All this is to say: this peace treaty is a pretty big deal. There has been an armed conflict raging within Colombia’s borders for over half a century, contributing to the country’s reputation as a dangerous and unstable place. It’s hard for me to even understand how big of a deal that is; the idea of an armed conflict lasting over 50 years would be unthinkable in the United States, but it’s just been the way things are here in Colombia. To end the war would be a huge step for Colombia to take its place on the global stage.
Yesterday, September 26th, the official signing of the treaty took place. The FARC leader, known as Timochenko, and President Santos marked their official agreement with the treaty with their signatures at a ceremony attended by world leaders including Ban Ki-Moon, the Secretary-General of the United Nations, Raul Castro, the current leader of Cuba, Nicholas Maduro, the current leader of Venezuela, the presidents of Ecuador and Chile, as well as John Kerry from the United States.
We were lucky enough to stumble upon a gathering in the main square in Bogota that broadcast the signing and featured a number of bands and speakers advocating for peace. Over 20,000 people were gathered to watch, and the energy of the crowd was contagious. At one point, the FARC leader offered a historic apology to all the victims of the conflict, and thousands of people erupted into deafening cheers. The emotion of the crowd was palpable, and the opportunity to participate in such a momentous potential turning point of the country’s history is something I won’t soon forget. I think this is one of the truest benefits of travel; hearing about peace talks going on halfway across the world doesn’t give you an understanding of the import of the decision. It doesn’t show you the tears in people’s eyes at the prospect of peace or hear the hope in their voices as they speak on it. Actually being here has given me more of a connection to the issue and the country than I ever could have had reading about it from back home.
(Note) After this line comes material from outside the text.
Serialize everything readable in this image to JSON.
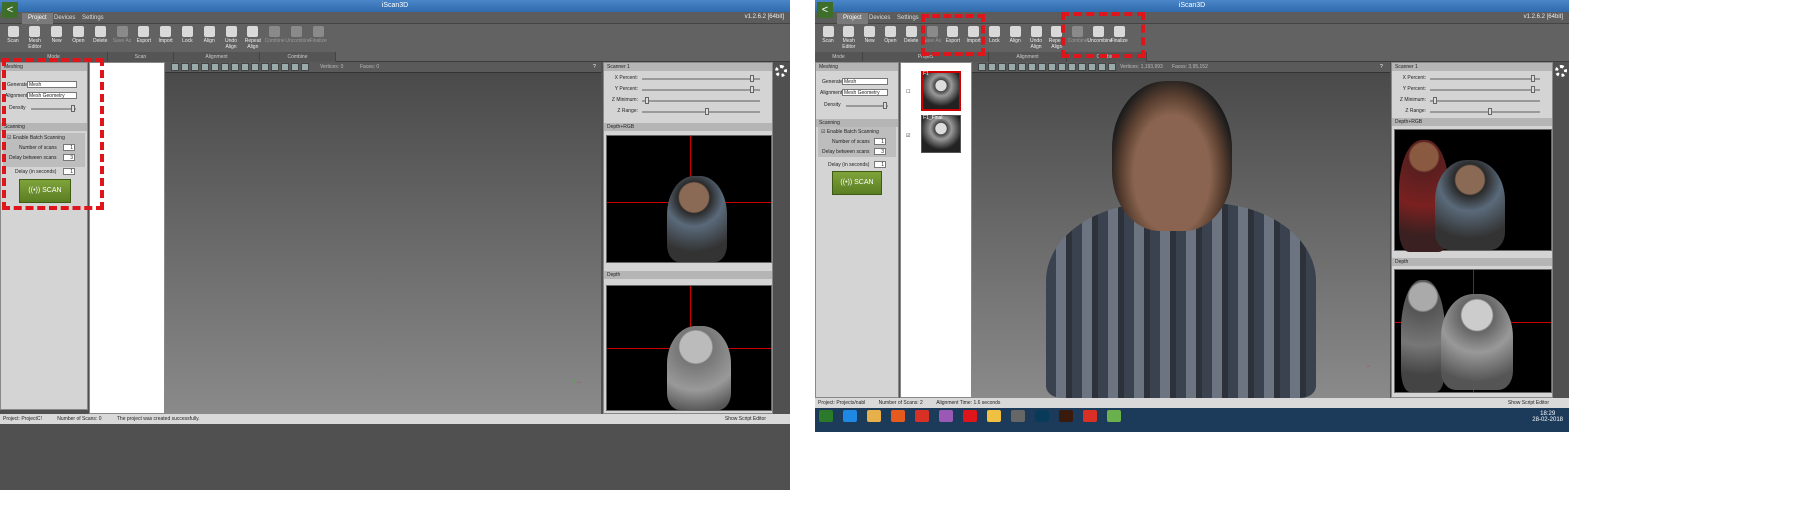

The peace isn’t official yet, however. On October 2nd, this coming Sunday, a referendum will be held, and only if the people vote Yes will the treaty be made into law. Everywhere you turn in Colombia for the past few weeks, you can see arguments for and against the ratification. Billboards and posters argue, or even beg, for people to vote Sí or No; there’s no need for them to explain what issue they’re referring to. This is The Issue at hand, and no matter what happens at Sunday’s vote, the consequences will impact Colombia’s path for decades to come. I can’t say yet which way this vote will end up going, but it is nice, especially in the shadow of the seemingly endless negativity of the presidential election in the US, to see an issue that inspires true hope. I don’t know how the vote will go, but I certainly know which way mine would go.